Thursday, September 22, 2011

The Parallell World of Photoshop


A few weeks ago I was at the Photoshop World Conference in Las Vegas. It was three days of Photoshop and Lightroom workshops, as well as an expo where they displayed lighting, must-have photo software, and other pricey photography equipment.

There were amateur photographers, professionals, and the world’s leading experts on Photoshop, who were the teachers, the workshop leaders, offering such sessions as “The Eyes are Window of the Soul, taught by Fay Sirkis. She showed us how to enhance the eyes in a portrait, like I tried to practice on the model below.




More than a computer program, Photoshop is a matrix, where unlimited reality is created, where anything you can imagine can come to be, if you know how to navigate the controls.



A friend mine told me that the photographer David Smith said Photoshop is way of life.

I can spend hours in Photoshop playing with images, just for fun, just to be creating images.



In Las Vegas I took classes on things like using raw in Photoshop as a smart object, and how you can reenter a raw image over and over, play with the tone and color and all those other things that need to be decided before you make a jpeg.

I wasn’t the only one to not know that you could use raw in Photoshop, because like most users, I played with the image-as-a-whole in raw, adjusted things like white balance, fill light, sharpening, and then I opened it as a psd in Photoshop and played around, the raw possibilities of the image having long been chosen, never to go back again.




But I learned how to use layers of raw in Photoshop, enhancing the blue of the water in this image, without having to enhance the blue in the rest of the image, and without touching a pixel, without changing a thing of the original image.


Am I sounding geeky? I hope not.

I sometimes lament the role I chose as a fiction writer. It doesn’t matter how much money I don’t make, I still have to write fiction.

I’ve been lucky, but it doesn’t matter if the book I’m working on now comes out with a big New York press and is reviewed by The New York Times, I’m still going to write it.





Along with millions of other people who need to write.

There are more excellent fiction writers (and poets) than ever before. More books now than ever before, more independent presses, more self-published books, ebooks, so many writers desperate to get published that they’ll pay for the chance to do so.

Like all the other writers, I don’t care how many books I sell, I write.

Writers write.

I don’t care if ten or a thousand people read this sentence here, this one, now, I’m still gunna write it, and I’m still gunna re-write it, until it sounds just right.

I will release no syntax before its time.

And now, for my hobby, I have chosen the sins and pleasures of my father, my father the photographer, who back in the 1970s kept thousands of dollars of equipment in the trunk of our 1964 Impala, and who shot weddings for extra money, who built a dark room in our garage, who, after he retired from working as an electrician, went to Mexican bars and snapped Polaroids of drunk couples and sold them for five bucks.

I’m into photography, for better or for worse.

And I‘m not alone.

Photoshop world was like another conference I regularly attend, AWP, thousands of creative writers and wanna-be writers and teachers of writing.
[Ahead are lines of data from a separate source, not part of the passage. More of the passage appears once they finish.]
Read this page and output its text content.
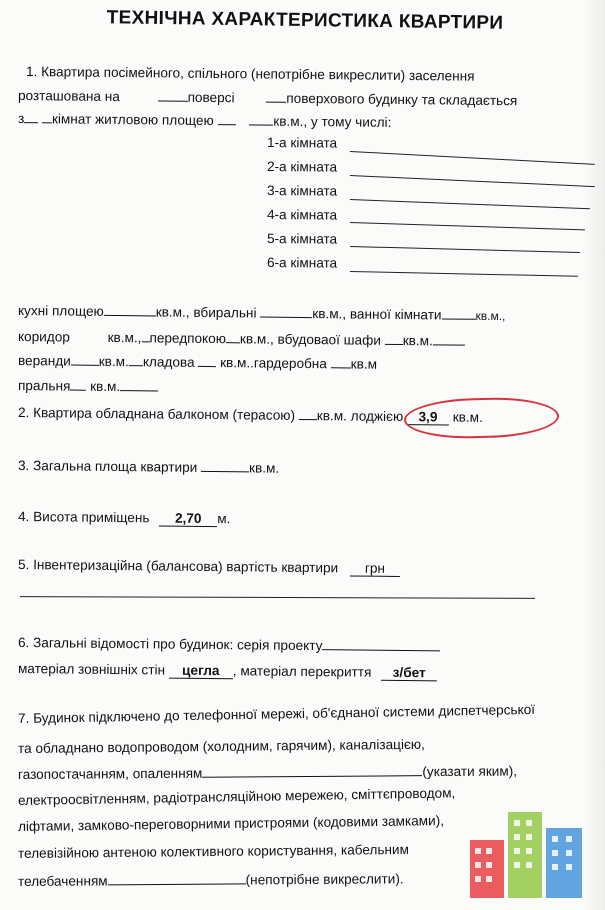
ТЕХНІЧНА ХАРАКТЕРИСТИКА КВАРТИРИ
1. Квартира посімейного, спільного (непотрібне викреслити) заселення
розташована на	поверсі	поверхового будинку та складається
з кімнат житловою площею	кв.м., у тому числі:
1-а кімната
2-а кімната
3-а кімната
4-а кімната
5-а кімната
6-а кімната
кухні площею	кв.м., вбиральні	кв.м., ванної кімнати	кв.м.,
коридор	кв.м., передпокою кв.м., вбудоваої шафи кв.м.
веранди кв.м. кладова кв.м..гардеробна кв.м
пральня кв.м.
2. Квартира обладнана балконом (терасою) кв.м. лоджією 3,9 кв.м.
3. Загальна площа квартири	кв.м.
4. Висота приміщень 2,70 м.
5. Інвентеризаційна (балансова) вартість квартири грн
6. Загальні відомості про будинок: серія проекту
матеріал зовнішніх стін цегла , матеріал перекриття з/бет
7. Будинок підключено до телефонної мережі, об'єднаної системи диспетчерської
та обладнано водопроводом (холодним, гарячим), каналізацією,
газопостачанням, опаленням	(указати яким),
електроосвітленням, радіотрансляційною мережею, сміттєпроводом,
ліфтами, замково-переговорними пристроями (кодовими замками),
телевізійною антеною колективного користування, кабельним
телебаченням	(непотрібне викреслити).
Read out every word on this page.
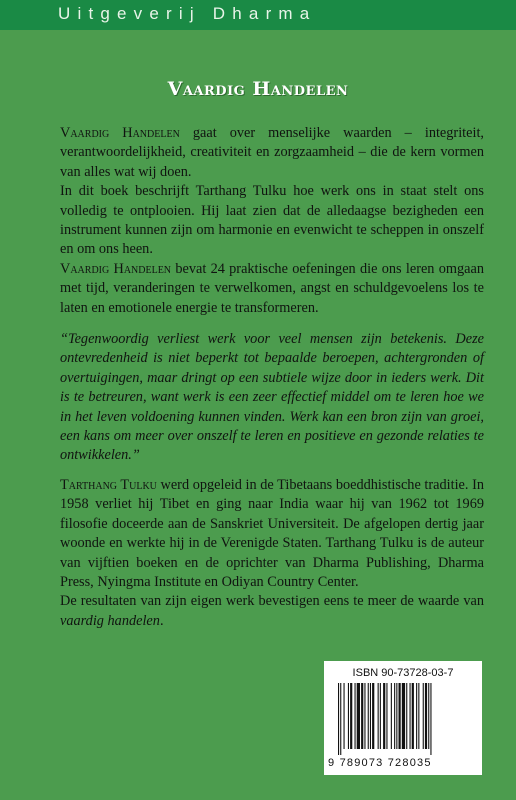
Uitgeverij Dharma
Vaardig Handelen

Vaardig Handelen gaat over menselijke waarden – integriteit, verantwoordelijkheid, creativiteit en zorgzaamheid – die de kern vormen van alles wat wij doen.

In dit boek beschrijft Tarthang Tulku hoe werk ons in staat stelt ons volledig te ontplooien. Hij laat zien dat de alledaagse bezigheden een instrument kunnen zijn om harmonie en evenwicht te scheppen in onszelf en om ons heen.

Vaardig Handelen bevat 24 praktische oefeningen die ons leren omgaan met tijd, veranderingen te verwelkomen, angst en schuldgevoelens los te laten en emotionele energie te transformeren.

“Tegenwoordig verliest werk voor veel mensen zijn betekenis. Deze ontevredenheid is niet beperkt tot bepaalde beroepen, achtergronden of overtuigingen, maar dringt op een subtiele wijze door in ieders werk. Dit is te betreuren, want werk is een zeer effectief middel om te leren hoe we in het leven voldoening kunnen vinden. Werk kan een bron zijn van groei, een kans om meer over onszelf te leren en positieve en gezonde relaties te ontwikkelen.”

Tarthang Tulku werd opgeleid in de Tibetaans boeddhistische traditie. In 1958 verliet hij Tibet en ging naar India waar hij van 1962 tot 1969 filosofie doceerde aan de Sanskriet Universiteit. De afgelopen dertig jaar woonde en werkte hij in de Verenigde Staten. Tarthang Tulku is de auteur van vijftien boeken en de oprichter van Dharma Publishing, Dharma Press, Nyingma Institute en Odiyan Country Center.

De resultaten van zijn eigen werk bevestigen eens te meer de waarde van vaardig handelen.

ISBN 90-73728-03-7
9 789073 728035
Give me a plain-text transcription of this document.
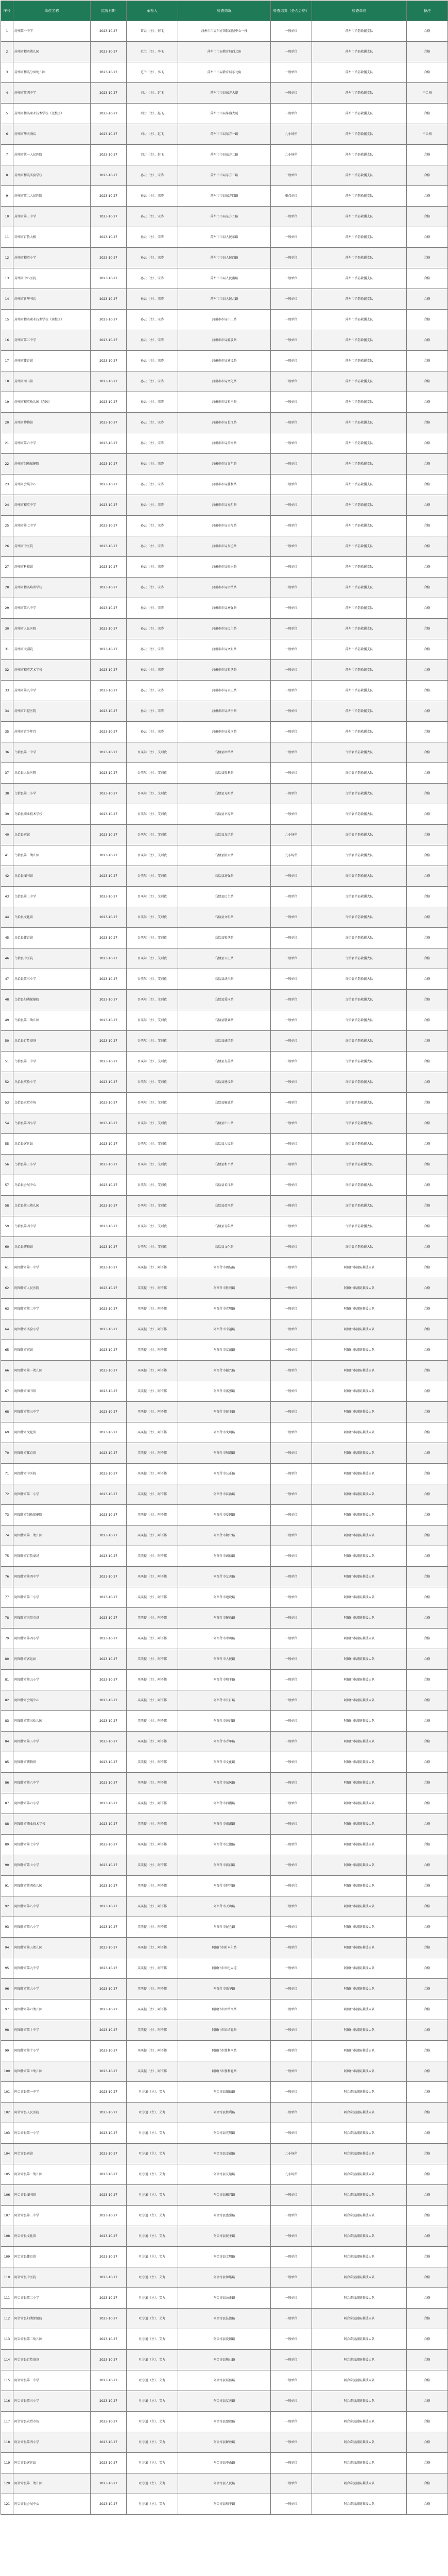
序号	单位名称	监督日期	承检人	检查情况	检查结果（是否合格）	检查单位	备注
1	菏州第一中学	2023-10-27	雷云（主）、何飞	菏州市市局东方国际商贸中心一楼	一般单位	菏州市消防救援支队	合格
2	菏州市精英幼儿园	2023-10-27	范兰（主）、李飞	菏州市市局教育局西北角	一般单位	菏州市消防救援支队	合格
3	菏州市精英分园幼儿园	2023-10-27	范兰（主）、李飞	菏州市市局教育局东北角	一般单位	菏州市消防救援支队	合格
4	菏州市第四中学	2023-10-27	刘力（主）、赵飞	菏州市市局东方大道	一般单位	菏州市消防救援支队	不合格
5	菏州市精英职业技术学校（北校区）	2023-10-27	刘力（主）、赵飞	菏州市市局华盛大厦	一般单位	菏州市消防救援支队	合格
6	菏州市华天酒店	2023-10-27	刘力（主）、赵飞	菏州市市局东方一路	九小场所	菏州市消防救援支队	不合格
7	菏州市第一人民医院	2023-10-27	刘力（主）、赵飞	菏州市市局东方二路	九小场所	菏州市消防救援支队	合格
8	菏州市精英实验学校	2023-10-27	孙云（主）、宋涛	菏州市市局东方三路	一般单位	菏州市消防救援支队	合格
9	菏州市第二人民医院	2023-10-27	孙云（主）、宋涛	菏州市市局东方四路	重点单位	菏州市消防救援支队	合格
10	菏州市第三中学	2023-10-27	孙云（主）、宋涛	菏州市市局东方五路	一般单位	菏州市消防救援支队	合格
11	菏州市百货大楼	2023-10-27	孙云（主）、宋涛	菏州市市局人民东路	一般单位	菏州市消防救援支队	合格
12	菏州市精英小学	2023-10-27	孙云（主）、宋涛	菏州市市局人民西路	一般单位	菏州市消防救援支队	合格
13	菏州市中心医院	2023-10-27	孙云（主）、宋涛	菏州市市局人民南路	一般单位	菏州市消防救援支队	合格
14	菏州市新华书店	2023-10-27	孙云（主）、宋涛	菏州市市局人民北路	一般单位	菏州市消防救援支队	合格
15	菏州市精英职业技术学校（南校区）	2023-10-27	孙云（主）、宋涛	菏州市市局中山路	一般单位	菏州市消防救援支队	合格
16	菏州市第五中学	2023-10-27	孙云（主）、宋涛	菏州市市局解放路	一般单位	菏州市消防救援支队	合格
17	菏州市体育馆	2023-10-27	孙云（主）、宋涛	菏州市市局建设路	一般单位	菏州市消防救援支队	合格
18	菏州市图书馆	2023-10-27	孙云（主）、宋涛	菏州市市局文化路	一般单位	菏州市消防救援支队	合格
19	菏州市精英幼儿园（东园）	2023-10-27	孙云（主）、宋涛	菏州市市局和平路	一般单位	菏州市消防救援支队	合格
20	菏州市博物馆	2023-10-27	孙云（主）、宋涛	菏州市市局长江路	一般单位	菏州市消防救援支队	合格
21	菏州市第六中学	2023-10-27	孙云（主）、宋涛	菏州市市局黄河路	一般单位	菏州市消防救援支队	合格
22	菏州市妇幼保健院	2023-10-27	孙云（主）、宋涛	菏州市市局青年路	一般单位	菏州市消防救援支队	合格
23	菏州市会展中心	2023-10-27	孙云（主）、宋涛	菏州市市局胜利路	一般单位	菏州市消防救援支队	合格
24	菏州市精英中学	2023-10-27	孙云（主）、宋涛	菏州市市局光明路	一般单位	菏州市消防救援支队	合格
25	菏州市第七中学	2023-10-27	孙云（主）、宋涛	菏州市市局幸福路	一般单位	菏州市消防救援支队	合格
26	菏州市中医院	2023-10-27	孙云（主）、宋涛	菏州市市局友谊路	一般单位	菏州市消防救援支队	合格
27	菏州市科技馆	2023-10-27	孙云（主）、宋涛	菏州市市局振兴路	一般单位	菏州市消防救援支队	合格
28	菏州市精英培训学校	2023-10-27	孙云（主）、宋涛	菏州市市局团结路	一般单位	菏州市消防救援支队	合格
29	菏州市第八中学	2023-10-27	孙云（主）、宋涛	菏州市市局富强路	一般单位	菏州市消防救援支队	合格
30	菏州市人民医院	2023-10-27	孙云（主）、宋涛	菏州市市局民主路	一般单位	菏州市消防救援支队	合格
31	菏州市大剧院	2023-10-27	孙云（主）、宋涛	菏州市市局文明路	一般单位	菏州市消防救援支队	合格
32	菏州市精英艺术学校	2023-10-27	孙云（主）、宋涛	菏州市市局和谐路	一般单位	菏州市消防救援支队	合格
33	菏州市第九中学	2023-10-27	孙云（主）、宋涛	菏州市市局公正路	一般单位	菏州市消防救援支队	合格
34	菏州市口腔医院	2023-10-27	孙云（主）、宋涛	菏州市市局法治路	一般单位	菏州市消防救援支队	合格
35	菏州市青少年宫	2023-10-27	孙云（主）、宋涛	菏州市市局爱国路	一般单位	菏州市消防救援支队	合格
36	乌恰县第一中学	2023-10-27	吾买尔（主）、艾则孜	乌恰县团结路	一般单位	乌恰县消防救援大队	合格
37	乌恰县人民医院	2023-10-27	吾买尔（主）、艾则孜	乌恰县胜利路	一般单位	乌恰县消防救援大队	合格
38	乌恰县第二小学	2023-10-27	吾买尔（主）、艾则孜	乌恰县光明路	一般单位	乌恰县消防救援大队	合格
39	乌恰县职业技术学校	2023-10-27	吾买尔（主）、艾则孜	乌恰县幸福路	一般单位	乌恰县消防救援大队	合格
40	乌恰县宾馆	2023-10-27	吾买尔（主）、艾则孜	乌恰县友谊路	九小场所	乌恰县消防救援大队	合格
41	乌恰县第一幼儿园	2023-10-27	吾买尔（主）、艾则孜	乌恰县振兴路	九小场所	乌恰县消防救援大队	合格
42	乌恰县图书馆	2023-10-27	吾买尔（主）、艾则孜	乌恰县富强路	一般单位	乌恰县消防救援大队	合格
43	乌恰县第二中学	2023-10-27	吾买尔（主）、艾则孜	乌恰县民主路	一般单位	乌恰县消防救援大队	合格
44	乌恰县文化馆	2023-10-27	吾买尔（主）、艾则孜	乌恰县文明路	一般单位	乌恰县消防救援大队	合格
45	乌恰县体育馆	2023-10-27	吾买尔（主）、艾则孜	乌恰县和谐路	一般单位	乌恰县消防救援大队	合格
46	乌恰县中医院	2023-10-27	吾买尔（主）、艾则孜	乌恰县公正路	一般单位	乌恰县消防救援大队	合格
47	乌恰县第三小学	2023-10-27	吾买尔（主）、艾则孜	乌恰县法治路	一般单位	乌恰县消防救援大队	合格
48	乌恰县妇幼保健院	2023-10-27	吾买尔（主）、艾则孜	乌恰县爱国路	一般单位	乌恰县消防救援大队	合格
49	乌恰县第二幼儿园	2023-10-27	吾买尔（主）、艾则孜	乌恰县敬业路	一般单位	乌恰县消防救援大队	合格
50	乌恰县百货商场	2023-10-27	吾买尔（主）、艾则孜	乌恰县诚信路	一般单位	乌恰县消防救援大队	合格
51	乌恰县第三中学	2023-10-27	吾买尔（主）、艾则孜	乌恰县友善路	一般单位	乌恰县消防救援大队	合格
52	乌恰县实验小学	2023-10-27	吾买尔（主）、艾则孜	乌恰县建设路	一般单位	乌恰县消防救援大队	合格
53	乌恰县农贸市场	2023-10-27	吾买尔（主）、艾则孜	乌恰县解放路	一般单位	乌恰县消防救援大队	合格
54	乌恰县第四小学	2023-10-27	吾买尔（主）、艾则孜	乌恰县中山路	一般单位	乌恰县消防救援大队	合格
55	乌恰县客运站	2023-10-27	吾买尔（主）、艾则孜	乌恰县人民路	一般单位	乌恰县消防救援大队	合格
56	乌恰县第五小学	2023-10-27	吾买尔（主）、艾则孜	乌恰县和平路	一般单位	乌恰县消防救援大队	合格
57	乌恰县会展中心	2023-10-27	吾买尔（主）、艾则孜	乌恰县长江路	一般单位	乌恰县消防救援大队	合格
58	乌恰县第三幼儿园	2023-10-27	吾买尔（主）、艾则孜	乌恰县黄河路	一般单位	乌恰县消防救援大队	合格
59	乌恰县第四中学	2023-10-27	吾买尔（主）、艾则孜	乌恰县青年路	一般单位	乌恰县消防救援大队	合格
60	乌恰县博物馆	2023-10-27	吾买尔（主）、艾则孜	乌恰县文化路	一般单位	乌恰县消防救援大队	合格
61	阿图什市第一中学	2023-10-27	买买提（主）、阿不都	阿图什市团结路	一般单位	阿图什市消防救援大队	合格
62	阿图什市人民医院	2023-10-27	买买提（主）、阿不都	阿图什市胜利路	一般单位	阿图什市消防救援大队	合格
63	阿图什市第二中学	2023-10-27	买买提（主）、阿不都	阿图什市光明路	一般单位	阿图什市消防救援大队	合格
64	阿图什市实验小学	2023-10-27	买买提（主）、阿不都	阿图什市幸福路	一般单位	阿图什市消防救援大队	合格
65	阿图什市宾馆	2023-10-27	买买提（主）、阿不都	阿图什市友谊路	一般单位	阿图什市消防救援大队	合格
66	阿图什市第一幼儿园	2023-10-27	买买提（主）、阿不都	阿图什市振兴路	一般单位	阿图什市消防救援大队	合格
67	阿图什市图书馆	2023-10-27	买买提（主）、阿不都	阿图什市富强路	一般单位	阿图什市消防救援大队	合格
68	阿图什市第三中学	2023-10-27	买买提（主）、阿不都	阿图什市民主路	一般单位	阿图什市消防救援大队	合格
69	阿图什市文化馆	2023-10-27	买买提（主）、阿不都	阿图什市文明路	一般单位	阿图什市消防救援大队	合格
70	阿图什市体育馆	2023-10-27	买买提（主）、阿不都	阿图什市和谐路	一般单位	阿图什市消防救援大队	合格
71	阿图什市中医院	2023-10-27	买买提（主）、阿不都	阿图什市公正路	一般单位	阿图什市消防救援大队	合格
72	阿图什市第二小学	2023-10-27	买买提（主）、阿不都	阿图什市法治路	一般单位	阿图什市消防救援大队	合格
73	阿图什市妇幼保健院	2023-10-27	买买提（主）、阿不都	阿图什市爱国路	一般单位	阿图什市消防救援大队	合格
74	阿图什市第二幼儿园	2023-10-27	买买提（主）、阿不都	阿图什市敬业路	一般单位	阿图什市消防救援大队	合格
75	阿图什市百货商场	2023-10-27	买买提（主）、阿不都	阿图什市诚信路	一般单位	阿图什市消防救援大队	合格
76	阿图什市第四中学	2023-10-27	买买提（主）、阿不都	阿图什市友善路	一般单位	阿图什市消防救援大队	合格
77	阿图什市第三小学	2023-10-27	买买提（主）、阿不都	阿图什市建设路	一般单位	阿图什市消防救援大队	合格
78	阿图什市农贸市场	2023-10-27	买买提（主）、阿不都	阿图什市解放路	一般单位	阿图什市消防救援大队	合格
79	阿图什市第四小学	2023-10-27	买买提（主）、阿不都	阿图什市中山路	一般单位	阿图什市消防救援大队	合格
80	阿图什市客运站	2023-10-27	买买提（主）、阿不都	阿图什市人民路	一般单位	阿图什市消防救援大队	合格
81	阿图什市第五小学	2023-10-27	买买提（主）、阿不都	阿图什市和平路	一般单位	阿图什市消防救援大队	合格
82	阿图什市会展中心	2023-10-27	买买提（主）、阿不都	阿图什市长江路	一般单位	阿图什市消防救援大队	合格
83	阿图什市第三幼儿园	2023-10-27	买买提（主）、阿不都	阿图什市黄河路	一般单位	阿图什市消防救援大队	合格
84	阿图什市第五中学	2023-10-27	买买提（主）、阿不都	阿图什市青年路	一般单位	阿图什市消防救援大队	合格
85	阿图什市博物馆	2023-10-27	买买提（主）、阿不都	阿图什市文化路	一般单位	阿图什市消防救援大队	合格
86	阿图什市第六中学	2023-10-27	买买提（主）、阿不都	阿图什市东风路	一般单位	阿图什市消防救援大队	合格
87	阿图什市第六小学	2023-10-27	买买提（主）、阿不都	阿图什市西湖路	一般单位	阿图什市消防救援大队	合格
88	阿图什市职业技术学校	2023-10-27	买买提（主）、阿不都	阿图什市南湖路	一般单位	阿图什市消防救援大队	合格
89	阿图什市第七中学	2023-10-27	买买提（主）、阿不都	阿图什市北湖路	一般单位	阿图什市消防救援大队	合格
90	阿图什市第七小学	2023-10-27	买买提（主）、阿不都	阿图什市滨河路	一般单位	阿图什市消防救援大队	合格
91	阿图什市第四幼儿园	2023-10-27	买买提（主）、阿不都	阿图什市迎宾路	一般单位	阿图什市消防救援大队	合格
92	阿图什市第八中学	2023-10-27	买买提（主）、阿不都	阿图什市天山路	一般单位	阿图什市消防救援大队	合格
93	阿图什市第八小学	2023-10-27	买买提（主）、阿不都	阿图什市昆仑路	一般单位	阿图什市消防救援大队	合格
94	阿图什市第五幼儿园	2023-10-27	买买提（主）、阿不都	阿图什市帕米尔路	一般单位	阿图什市消防救援大队	合格
95	阿图什市第九中学	2023-10-27	买买提（主）、阿不都	阿图什市世纪大道	一般单位	阿图什市消防救援大队	合格
96	阿图什市第九小学	2023-10-27	买买提（主）、阿不都	阿图什市新华路	一般单位	阿图什市消防救援大队	合格
97	阿图什市第六幼儿园	2023-10-27	买买提（主）、阿不都	阿图什市团结南路	一般单位	阿图什市消防救援大队	合格
98	阿图什市第十中学	2023-10-27	买买提（主）、阿不都	阿图什市团结北路	一般单位	阿图什市消防救援大队	合格
99	阿图什市第十小学	2023-10-27	买买提（主）、阿不都	阿图什市胜利南路	一般单位	阿图什市消防救援大队	合格
100	阿图什市第七幼儿园	2023-10-27	买买提（主）、阿不都	阿图什市胜利北路	一般单位	阿图什市消防救援大队	合格
101	阿合奇县第一中学	2023-10-27	吐尔逊（主）、艾力	阿合奇县团结路	一般单位	阿合奇县消防救援大队	合格
102	阿合奇县人民医院	2023-10-27	吐尔逊（主）、艾力	阿合奇县胜利路	一般单位	阿合奇县消防救援大队	合格
103	阿合奇县第一小学	2023-10-27	吐尔逊（主）、艾力	阿合奇县光明路	一般单位	阿合奇县消防救援大队	合格
104	阿合奇县宾馆	2023-10-27	吐尔逊（主）、艾力	阿合奇县幸福路	九小场所	阿合奇县消防救援大队	合格
105	阿合奇县第一幼儿园	2023-10-27	吐尔逊（主）、艾力	阿合奇县友谊路	九小场所	阿合奇县消防救援大队	合格
106	阿合奇县图书馆	2023-10-27	吐尔逊（主）、艾力	阿合奇县振兴路	一般单位	阿合奇县消防救援大队	合格
107	阿合奇县第二中学	2023-10-27	吐尔逊（主）、艾力	阿合奇县富强路	一般单位	阿合奇县消防救援大队	合格
108	阿合奇县文化馆	2023-10-27	吐尔逊（主）、艾力	阿合奇县民主路	一般单位	阿合奇县消防救援大队	合格
109	阿合奇县体育馆	2023-10-27	吐尔逊（主）、艾力	阿合奇县文明路	一般单位	阿合奇县消防救援大队	合格
110	阿合奇县中医院	2023-10-27	吐尔逊（主）、艾力	阿合奇县和谐路	一般单位	阿合奇县消防救援大队	合格
111	阿合奇县第二小学	2023-10-27	吐尔逊（主）、艾力	阿合奇县公正路	一般单位	阿合奇县消防救援大队	合格
112	阿合奇县妇幼保健院	2023-10-27	吐尔逊（主）、艾力	阿合奇县法治路	一般单位	阿合奇县消防救援大队	合格
113	阿合奇县第二幼儿园	2023-10-27	吐尔逊（主）、艾力	阿合奇县爱国路	一般单位	阿合奇县消防救援大队	合格
114	阿合奇县百货商场	2023-10-27	吐尔逊（主）、艾力	阿合奇县敬业路	一般单位	阿合奇县消防救援大队	合格
115	阿合奇县第三中学	2023-10-27	吐尔逊（主）、艾力	阿合奇县诚信路	一般单位	阿合奇县消防救援大队	合格
116	阿合奇县第三小学	2023-10-27	吐尔逊（主）、艾力	阿合奇县友善路	一般单位	阿合奇县消防救援大队	合格
117	阿合奇县农贸市场	2023-10-27	吐尔逊（主）、艾力	阿合奇县建设路	一般单位	阿合奇县消防救援大队	合格
118	阿合奇县第四小学	2023-10-27	吐尔逊（主）、艾力	阿合奇县解放路	一般单位	阿合奇县消防救援大队	合格
119	阿合奇县客运站	2023-10-27	吐尔逊（主）、艾力	阿合奇县中山路	一般单位	阿合奇县消防救援大队	合格
120	阿合奇县第三幼儿园	2023-10-27	吐尔逊（主）、艾力	阿合奇县人民路	一般单位	阿合奇县消防救援大队	合格
121	阿合奇县会展中心	2023-10-27	吐尔逊（主）、艾力	阿合奇县和平路	一般单位	阿合奇县消防救援大队	合格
Here, there were five thousand photographers and graphic designers and those who have made it big in their world.




In our world, there are millions, pero millions of photographers, and there are more images in the world than there are people, billions upon billions of images.

Walking to the conference each day, on the pedestrian overpass connecting the MGM and New York, New York, I saw a constant blur of people taking pictures of the strip, of the fountains of Bellagio, the false Towers of Manhattan, and many of them had nice cameras, SLRs with professional level lenses.

It’s not like in the days of Henri Cartier Bresson, one of my favorite photographers, when few people could afford to buy or figure out how to use such instruments as he had, because like using Photoshop today, the darkroom of Bresson's time was always a large part of the creative process.



But theses days, almost everyone has a camera that can perform better than Bresson’s best Leica 35, and even the most popular and user friendly photo editing software can crop, play with color, tone, contrast, what would have taken hours and immense know-how in the dark room.

Technology has given us better resolution cameras on our phones, computers, iPads, and we have point-and-shoot cameras and SLRs, and we shoot thousands of images and store them on our hard drives.

There are more images in the world than there are people to look at them.

But it’s an impulse, isn’t it?

This creating imagery, capturing imagery, showing the world what we see?

Can’t help it.







So I went to the Photoshop World Conference, and I was exposed to a lot. I sat among thousands of other photographers and wanna-be photographers who care about their images. These people truly believed they would capture something that mattered. They want to create images, want to show you something that will make you tremble.